I don't know about you? But when I read "Running With Scissors", I couldn't help but wonder what family situation lead up to poor Augusten getting abandoned at his crazy mother's crazy psychiatrist's house to be reared. What, I had to ask myself, in the world, had the poor boy been used to up to that point? Was it all Ozzie and Harriet?
"A Wolf at the Table" is the book that answers that question. Answers it thoroughly. Answers it emphatically. Answers it without pity. Answers it without blinking. (And I really, really wished he would have blinked a couple of times).
Poor Augusten Burroughs, ya'll. Unless you were actually sired by a rabid dog? You undoubtedly enjoyed a better childhood than Augusten. I am sorry to inform you that the years preceding his parental abandonment (chronicled in RWS) were absolutely no better than the ones that followed. And I don't give away any plot points by telling you this. "A Wolf at the Table" is not about plot. It's about survival and cruelty. Period.
The marriage of Augusten Burrough's mother and father was, to put it mildly, troubled. John Burroughs, Augusten's father, was a philosophy professor at Amherst cursed with unusually rotten teeth, a twisted mind, and the world's worse case of psoriasis. Oh, and did I mention the arthritis? He possessed, according to Augusten, the psychological make-up of a serial killer and may or may not have acted on those impulses. Augusten was a child either terrorized or completely ignored by his, at best distant, and at worst, mentally and physically abusive father. He grew up a neglected little boy in a small moldering house in the woods scrounging for everything from food to love to veterinary care for the family pets (he seldom succeeded on any of these counts). Eventually, Augusten would come perilously close to murdering the man he, ironically, called "Dead" (according to Augusten this pronounciation was the result of his New England accent mixing with the word "Dad". Creepy.)

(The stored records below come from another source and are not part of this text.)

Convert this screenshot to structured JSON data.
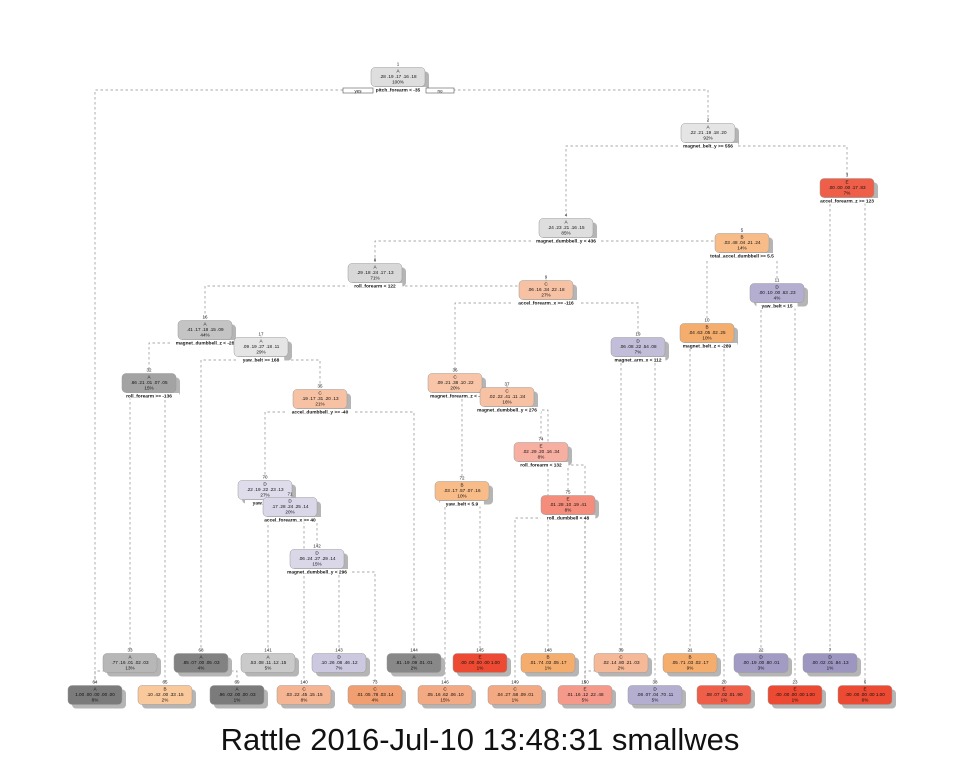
{
  "caption": "Rattle 2016-Jul-10 13:48:31 smallwes",
  "branch_labels": {
    "yes": "yes",
    "no": "no"
  },
  "colors": {
    "A": [
      "#f2f2f2",
      "#6e6e6e"
    ],
    "B": [
      "#fde6cf",
      "#f29a4d"
    ],
    "C": [
      "#fbd8c4",
      "#ee8a55"
    ],
    "D": [
      "#e8e6f1",
      "#8a82b5"
    ],
    "E": [
      "#fbd0c6",
      "#ec4a32"
    ],
    "edge": "#8c8c8c",
    "shadow": "#b5b5b5"
  },
  "nodes": [
    {
      "id": "1",
      "cls": "A",
      "probs": ".28 .19 .17 .16 .18",
      "pct": "100%",
      "rule": "pitch_forearm < -35",
      "shade": 0.15
    },
    {
      "id": "2",
      "cls": "A",
      "probs": ".22 .21 .19 .18 .20",
      "pct": "92%",
      "rule": "magnet_belt_y >= 556",
      "shade": 0.1
    },
    {
      "id": "3",
      "cls": "E",
      "probs": ".00 .00 .00 .17 .83",
      "pct": "7%",
      "rule": "accel_forearm_z >= 123",
      "shade": 0.85
    },
    {
      "id": "4",
      "cls": "A",
      "probs": ".24 .23 .21 .16 .15",
      "pct": "85%",
      "rule": "magnet_dumbbell_y < 436",
      "shade": 0.15
    },
    {
      "id": "5",
      "cls": "B",
      "probs": ".03 .48 .04 .21 .24",
      "pct": "14%",
      "rule": "total_accel_dumbbell >= 5.5",
      "shade": 0.55
    },
    {
      "id": "8",
      "cls": "A",
      "probs": ".29 .18 .24 .17 .13",
      "pct": "71%",
      "rule": "roll_forearm < 122",
      "shade": 0.2
    },
    {
      "id": "9",
      "cls": "C",
      "probs": ".06 .16 .34 .22 .18",
      "pct": "27%",
      "rule": "accel_forearm_x >= -116",
      "shade": 0.3
    },
    {
      "id": "10",
      "cls": "B",
      "probs": ".04 .63 .05 .02 .25",
      "pct": "10%",
      "rule": "magnet_belt_z < -289",
      "shade": 0.75
    },
    {
      "id": "11",
      "cls": "D",
      "probs": ".00 .10 .00 .63 .23",
      "pct": "4%",
      "rule": "yaw_belt < 15",
      "shade": 0.55
    },
    {
      "id": "16",
      "cls": "A",
      "probs": ".41 .17 .18 .15 .09",
      "pct": "44%",
      "rule": "magnet_dumbbell_z < -28",
      "shade": 0.35
    },
    {
      "id": "17",
      "cls": "A",
      "probs": ".09 .19 .27 .18 .11",
      "pct": "29%",
      "rule": "yaw_belt >= 168",
      "shade": 0.1
    },
    {
      "id": "19",
      "cls": "D",
      "probs": ".06 .08 .22 .54 .08",
      "pct": "7%",
      "rule": "magnet_arm_x < 112",
      "shade": 0.4
    },
    {
      "id": "32",
      "cls": "A",
      "probs": ".66 .21 .01 .07 .05",
      "pct": "15%",
      "rule": "roll_forearm >= -136",
      "shade": 0.6
    },
    {
      "id": "35",
      "cls": "C",
      "probs": ".19 .17 .31 .20 .13",
      "pct": "21%",
      "rule": "accel_dumbbell_y >= -40",
      "shade": 0.3
    },
    {
      "id": "36",
      "cls": "C",
      "probs": ".09 .21 .38 .10 .22",
      "pct": "20%",
      "rule": "magnet_forearm_z < -",
      "shade": 0.25
    },
    {
      "id": "37",
      "cls": "C",
      "probs": ".02 .22 .41 .11 .24",
      "pct": "16%",
      "rule": "magnet_dumbbell_y < 276",
      "shade": 0.3
    },
    {
      "id": "70",
      "cls": "D",
      "probs": ".22 .19 .22 .23 .13",
      "pct": "27%",
      "rule": "yaw_arm <",
      "shade": 0.1
    },
    {
      "id": "71",
      "cls": "D",
      "probs": ".17 .28 .24 .25 .14",
      "pct": "20%",
      "rule": "accel_forearm_x >= 40",
      "shade": 0.15
    },
    {
      "id": "74",
      "cls": "E",
      "probs": ".02 .29 .20 .16 .34",
      "pct": "8%",
      "rule": "roll_forearm < 132",
      "shade": 0.25
    },
    {
      "id": "72",
      "cls": "B",
      "probs": ".03 .17 .57 .07 .16",
      "pct": "10%",
      "rule": "yaw_belt < 5.9",
      "shade": 0.55
    },
    {
      "id": "75",
      "cls": "E",
      "probs": ".01 .28 .10 .19 .41",
      "pct": "8%",
      "rule": "roll_dumbbell < 48",
      "shade": 0.5
    },
    {
      "id": "142",
      "cls": "D",
      "probs": ".06 .24 .27 .29 .14",
      "pct": "15%",
      "rule": "magnet_dumbbell_y < 296",
      "shade": 0.15
    },
    {
      "id": "33",
      "cls": "A",
      "probs": ".77 .16 .01 .02 .03",
      "pct": "13%",
      "rule": "",
      "shade": 0.45
    },
    {
      "id": "68",
      "cls": "A",
      "probs": ".85 .07 .00 .05 .03",
      "pct": "4%",
      "rule": "",
      "shade": 0.85
    },
    {
      "id": "141",
      "cls": "A",
      "probs": ".53 .08 .11 .12 .15",
      "pct": "5%",
      "rule": "",
      "shade": 0.3
    },
    {
      "id": "143",
      "cls": "D",
      "probs": ".10 .26 .08 .46 .12",
      "pct": "7%",
      "rule": "",
      "shade": 0.3
    },
    {
      "id": "144",
      "cls": "A",
      "probs": ".81 .19 .09 .01 .01",
      "pct": "2%",
      "rule": "",
      "shade": 0.8
    },
    {
      "id": "145",
      "cls": "E",
      "probs": ".00 .00 .00 .00 1.00",
      "pct": "1%",
      "rule": "",
      "shade": 1
    },
    {
      "id": "148",
      "cls": "B",
      "probs": ".01 .74 .03 .05 .17",
      "pct": "1%",
      "rule": "",
      "shade": 0.75
    },
    {
      "id": "39",
      "cls": "C",
      "probs": ".02 .14 .80 .21 .03",
      "pct": "2%",
      "rule": "",
      "shade": 0.4
    },
    {
      "id": "21",
      "cls": "B",
      "probs": ".05 .71 .03 .02 .17",
      "pct": "9%",
      "rule": "",
      "shade": 0.75
    },
    {
      "id": "22",
      "cls": "D",
      "probs": ".00 .19 .00 .80 .01",
      "pct": "3%",
      "rule": "",
      "shade": 0.75
    },
    {
      "id": "7",
      "cls": "D",
      "probs": ".00 .02 .01 .84 .13",
      "pct": "1%",
      "rule": "",
      "shade": 0.8
    },
    {
      "id": "64",
      "cls": "A",
      "probs": "1.00 .00 .00 .00 .00",
      "pct": "8%",
      "rule": "",
      "shade": 0.9
    },
    {
      "id": "65",
      "cls": "B",
      "probs": ".10 .42 .00 .33 .15",
      "pct": "2%",
      "rule": "",
      "shade": 0.4
    },
    {
      "id": "69",
      "cls": "A",
      "probs": ".96 .02 .00 .00 .03",
      "pct": "1%",
      "rule": "",
      "shade": 0.9
    },
    {
      "id": "140",
      "cls": "C",
      "probs": ".03 .22 .45 .15 .15",
      "pct": "8%",
      "rule": "",
      "shade": 0.45
    },
    {
      "id": "73",
      "cls": "C",
      "probs": ".01 .05 .78 .03 .14",
      "pct": "4%",
      "rule": "",
      "shade": 0.75
    },
    {
      "id": "146",
      "cls": "C",
      "probs": ".05 .16 .62 .06 .10",
      "pct": "15%",
      "rule": "",
      "shade": 0.6
    },
    {
      "id": "149",
      "cls": "C",
      "probs": ".04 .27 .58 .09 .01",
      "pct": "1%",
      "rule": "",
      "shade": 0.6
    },
    {
      "id": "150",
      "cls": "E",
      "probs": ".01 .16 .12 .22 .48",
      "pct": "5%",
      "rule": "",
      "shade": 0.4
    },
    {
      "id": "38",
      "cls": "D",
      "probs": ".08 .07 .04 .70 .11",
      "pct": "5%",
      "rule": "",
      "shade": 0.55
    },
    {
      "id": "20",
      "cls": "E",
      "probs": ".08 .07 .02 .01 .90",
      "pct": "1%",
      "rule": "",
      "shade": 0.85
    },
    {
      "id": "23",
      "cls": "E",
      "probs": ".00 .00 .00 .00 1.00",
      "pct": "1%",
      "rule": "",
      "shade": 1
    },
    {
      "id": "6",
      "cls": "E",
      "probs": ".00 .00 .00 .00 1.00",
      "pct": "6%",
      "rule": "",
      "shade": 1
    }
  ],
  "edges": [
    [
      "1",
      "2"
    ],
    [
      "1",
      "64"
    ],
    [
      "2",
      "4"
    ],
    [
      "2",
      "3"
    ],
    [
      "3",
      "7"
    ],
    [
      "3",
      "6"
    ],
    [
      "4",
      "8"
    ],
    [
      "4",
      "5"
    ],
    [
      "5",
      "10"
    ],
    [
      "5",
      "11"
    ],
    [
      "8",
      "16"
    ],
    [
      "8",
      "9"
    ],
    [
      "9",
      "36"
    ],
    [
      "9",
      "19"
    ],
    [
      "10",
      "21"
    ],
    [
      "10",
      "20"
    ],
    [
      "11",
      "22"
    ],
    [
      "11",
      "23"
    ],
    [
      "16",
      "32"
    ],
    [
      "16",
      "17"
    ],
    [
      "17",
      "68"
    ],
    [
      "17",
      "35"
    ],
    [
      "19",
      "39"
    ],
    [
      "19",
      "38"
    ],
    [
      "32",
      "33"
    ],
    [
      "32",
      "65"
    ],
    [
      "33",
      "64"
    ],
    [
      "35",
      "70"
    ],
    [
      "35",
      "144"
    ],
    [
      "36",
      "72"
    ],
    [
      "36",
      "37"
    ],
    [
      "37",
      "74"
    ],
    [
      "37",
      "148"
    ],
    [
      "70",
      "141"
    ],
    [
      "70",
      "71"
    ],
    [
      "71",
      "140"
    ],
    [
      "71",
      "142"
    ],
    [
      "72",
      "146"
    ],
    [
      "72",
      "145"
    ],
    [
      "74",
      "75"
    ],
    [
      "74",
      "150"
    ],
    [
      "75",
      "149"
    ],
    [
      "75",
      "150"
    ],
    [
      "142",
      "143"
    ],
    [
      "142",
      "73"
    ],
    [
      "68",
      "69"
    ],
    [
      "39",
      "150"
    ]
  ]
}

With "A Wolf at the Table" Burroughs officially finishes chronicling his entire (exhausting) childhood; with "Dry" his struggle with alcoholism (Burrough's father was also alcoholic...surprise!). If you are wondering why anyone would bother to immerse themselves in such grim works, you need only to read the first couple of pages of any of these books to be sucked in to Augusten's spare, muscular writing style not to mention addicted to sticking around to see what fresh hell awaits the man. There's plenty to go around.
In "A Wolf at the Table" Augusten recalls the effects of his childhood after he has broken away, trading on his talents to get a job in advertising:
I was an associate creative director at an ad agency in Manhattan. At the office, I was funny and people seemed to like me. I'd worked with the same art director for many years and we traveled together from agency to agency as a creative team, so she assumed she knew me well. A few times a day I would go into the men's room, close myself inside a stall, sit on the toilet, and block my ears with my hands. I would stay that way for a few minutes, trying to calm myself. I had the feeling that my home life, my real life, my dirty life, was leaking out, showing through. I had the feeling that people at the office could see something rotten and disturbing and insane poking through me.
It's no wonder. What is a wonder is that Augusten survived it at all. With (seemingly at least) so many of his gifts intact.